Depois, há Rodgers, cujas aparições semanais no programa da McAfee às vezes apresentam diatribes antivacinas e se tornaram cada vez mais imprevisíveis. Depois do Sr. Kimmel – cujo nome não constava da lista de Epstein divulgada pelo tribunal – ameaçou processar o Sr. Rodgers, McAfee se desculpou em seu nome, mais ou menos, dizendo que achava que Rodgers estava apenas tentando irritar Kimmel como parte de uma pequena rivalidade entre os dois. Rodgers não pediu desculpas quando apareceu no programa na terça-feira, em vez disso disse que os executivos da ESPN e outros membros da mídia interpretaram mal seus comentários.

Na quarta-feira, McAfee disse que Rodgers não apareceria no programa pelo resto da temporada da NFL. Ele estava programado para aparecer nos playoffs, que começam neste fim de semana.

Embora McAfee parecesse um tanto desconfortável no meio de um confronto entre Rodgers e Kimmel, ele não se desculpou por suas próprias críticas a Williamson. Na verdade, ele reiterou isso.

“Amamos Burke Magnus”, disse McAfee em seu programa na segunda-feira, nomeando um desfile de executivos importantes da ESPN e da Disney que são mais poderosos do que Williamson. “Amo Burke Magnus. E também adoro Jimmy Pitaro. Adoro Bob Iger. Mas há aqui uma era de transição entre o antigo e o novo. E os velhos não gostam do que os novos estão fazendo.”

Falando sobre Williamson, ele acrescentou que não estava retirando “nada do que eu disse sobre essa pessoa” e que havia “apenas algumas bruxas velhas” que não entendiam como seria o futuro.

Norby Williamson, que supervisiona o “SportsCenter”, é uma figura poderosa na rede há muitos anos.Crédito…Matt Winkelmeyer/Getty Images

Williamson é há muito tempo uma figura poderosa, mas polêmica, dentro da ESPN. “A piada é que eles não conseguiram se livrar dele e agora ele tem mais poder do que nunca”, disse Simmons. disse em seu podcast em 2017, comparando Williamson a Mindinho, um personagem maquiavélico e sedento de poder de “Game of Thrones”.

O domínio de Williamson há muito tempo é o “SportsCenter”, que ele promove obsessivamente na ESPN. Enquanto outros altos executivos se concentram em questões gerais, Williamson é conhecido por enviar e-mails com foco nos menores ajustes nos programas e tem um reputação de gostar de um prato tradicional de carne e batatas versão do “SportsCenter” focada em destaques.

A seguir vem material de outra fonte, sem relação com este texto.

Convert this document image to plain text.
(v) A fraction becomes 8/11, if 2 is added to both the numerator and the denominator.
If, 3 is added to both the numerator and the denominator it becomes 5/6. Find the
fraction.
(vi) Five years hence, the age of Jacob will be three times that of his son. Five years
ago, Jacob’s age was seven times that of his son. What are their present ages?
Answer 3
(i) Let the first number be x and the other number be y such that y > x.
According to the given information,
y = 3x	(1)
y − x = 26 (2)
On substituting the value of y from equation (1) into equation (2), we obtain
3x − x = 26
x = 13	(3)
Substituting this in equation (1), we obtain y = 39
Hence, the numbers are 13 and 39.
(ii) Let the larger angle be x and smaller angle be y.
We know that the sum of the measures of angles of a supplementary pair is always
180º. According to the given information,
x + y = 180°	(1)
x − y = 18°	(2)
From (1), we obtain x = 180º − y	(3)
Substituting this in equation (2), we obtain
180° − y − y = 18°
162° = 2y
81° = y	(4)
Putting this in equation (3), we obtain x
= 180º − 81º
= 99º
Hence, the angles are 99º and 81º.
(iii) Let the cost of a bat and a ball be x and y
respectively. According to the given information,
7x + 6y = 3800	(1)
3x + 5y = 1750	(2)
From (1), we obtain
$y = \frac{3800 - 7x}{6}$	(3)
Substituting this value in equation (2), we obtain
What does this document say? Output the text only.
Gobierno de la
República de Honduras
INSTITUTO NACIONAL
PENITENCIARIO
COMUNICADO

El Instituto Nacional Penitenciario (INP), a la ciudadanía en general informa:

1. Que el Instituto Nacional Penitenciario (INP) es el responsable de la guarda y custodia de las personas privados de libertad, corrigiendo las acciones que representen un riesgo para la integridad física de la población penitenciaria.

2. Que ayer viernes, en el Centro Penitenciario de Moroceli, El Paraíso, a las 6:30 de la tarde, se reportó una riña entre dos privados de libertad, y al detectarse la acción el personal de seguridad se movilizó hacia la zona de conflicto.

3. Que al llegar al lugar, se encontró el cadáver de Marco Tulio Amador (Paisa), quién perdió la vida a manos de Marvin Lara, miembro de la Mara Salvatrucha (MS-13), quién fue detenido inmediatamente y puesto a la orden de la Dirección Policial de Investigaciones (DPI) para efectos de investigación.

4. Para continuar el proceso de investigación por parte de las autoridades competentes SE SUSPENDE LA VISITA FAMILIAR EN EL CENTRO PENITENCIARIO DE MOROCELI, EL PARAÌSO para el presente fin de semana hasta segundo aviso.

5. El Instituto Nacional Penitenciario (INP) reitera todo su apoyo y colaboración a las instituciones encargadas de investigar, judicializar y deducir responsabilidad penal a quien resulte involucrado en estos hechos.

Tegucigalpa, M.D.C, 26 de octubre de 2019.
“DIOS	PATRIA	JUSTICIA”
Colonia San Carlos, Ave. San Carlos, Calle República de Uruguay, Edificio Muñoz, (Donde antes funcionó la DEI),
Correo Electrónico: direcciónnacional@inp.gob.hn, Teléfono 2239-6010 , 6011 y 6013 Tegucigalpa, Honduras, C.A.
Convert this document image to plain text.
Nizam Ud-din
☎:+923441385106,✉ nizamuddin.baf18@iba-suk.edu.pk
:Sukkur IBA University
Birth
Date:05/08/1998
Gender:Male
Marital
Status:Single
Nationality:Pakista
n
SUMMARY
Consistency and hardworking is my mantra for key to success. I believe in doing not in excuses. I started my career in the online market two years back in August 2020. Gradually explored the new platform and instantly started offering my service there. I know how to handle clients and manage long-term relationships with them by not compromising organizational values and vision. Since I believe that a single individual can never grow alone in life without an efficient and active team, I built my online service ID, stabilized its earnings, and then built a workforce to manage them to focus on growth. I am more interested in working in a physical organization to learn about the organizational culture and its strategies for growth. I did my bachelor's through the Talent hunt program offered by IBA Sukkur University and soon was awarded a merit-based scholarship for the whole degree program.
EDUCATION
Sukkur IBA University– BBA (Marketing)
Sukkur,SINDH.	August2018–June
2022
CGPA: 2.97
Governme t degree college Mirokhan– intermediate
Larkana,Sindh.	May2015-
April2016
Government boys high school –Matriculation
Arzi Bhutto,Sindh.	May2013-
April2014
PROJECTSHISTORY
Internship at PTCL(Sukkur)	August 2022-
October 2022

Não está claro onde a disputa entre Williamson e McAfee pode ter começado. A chegada de McAfee à empresa relegou a exibição do “SportsCenter” ao meio-dia para a ESPN2 da ESPN, mas fora isso os dois operam em domínios separados.

Pode ser que a luta seja parte de uma luta mais ampla em relação ao poder dentro da rede, e se deve ser mais diretamente apoiada pelos talentos no ar ou pelos executivos.

O Sr. McAfee está no primeiro ano de um acordo de cinco anos que supostamente paga a ele um total de US $ 85 milhões. A ESPN não gostaria de lidar com as consequências de rescindir esse contrato prematuramente, especialmente quando o Sr. McAfee é uma de suas principais personalidades e ocupa horas diárias de televisão.

Uma possível razão pela qual McAfee escapou da punição é que, embora Williamson nunca tenha sido criticado por um funcionário da ESPN tão publicamente, não foi a primeira vez que alguém na rede entrou em conflito com ele e acreditou que ele estava prejudicando.

“Essas pessoas fizeram isso conosco no final, com uma série de vazamentos estratégicos e orquestrados”, disse Le Batard. disse segunda-feira em seu podcast, referindo-se às suas batalhas com o Sr. Williamson e outros, e sua eventual saída da ESPN há três anos.

Le Batard certa vez fez um alerta severo para funcionários, como ele, que se irritavam com as restrições da ESPN. “Não saia da ESPN, cara”, disse ele na rádio em 2016. “A ESPN é uma plataforma monstro responsável por todos os nossos sucessos”.

Mas em 2023, pelo menos no que diz respeito ao Sr. McAfee, a sua opinião mudou.

“Este é um cara que tem todo o seu poder e está alugando para eles”, disse Le Batard em seu programa. “Ele será maior no momento em que sair de lá, porque ele estava com muito calor para a Disney aguentar, do que em qualquer momento antes disso. Ele não tem nada a temer aqui, e isso deve assustá-los muito.”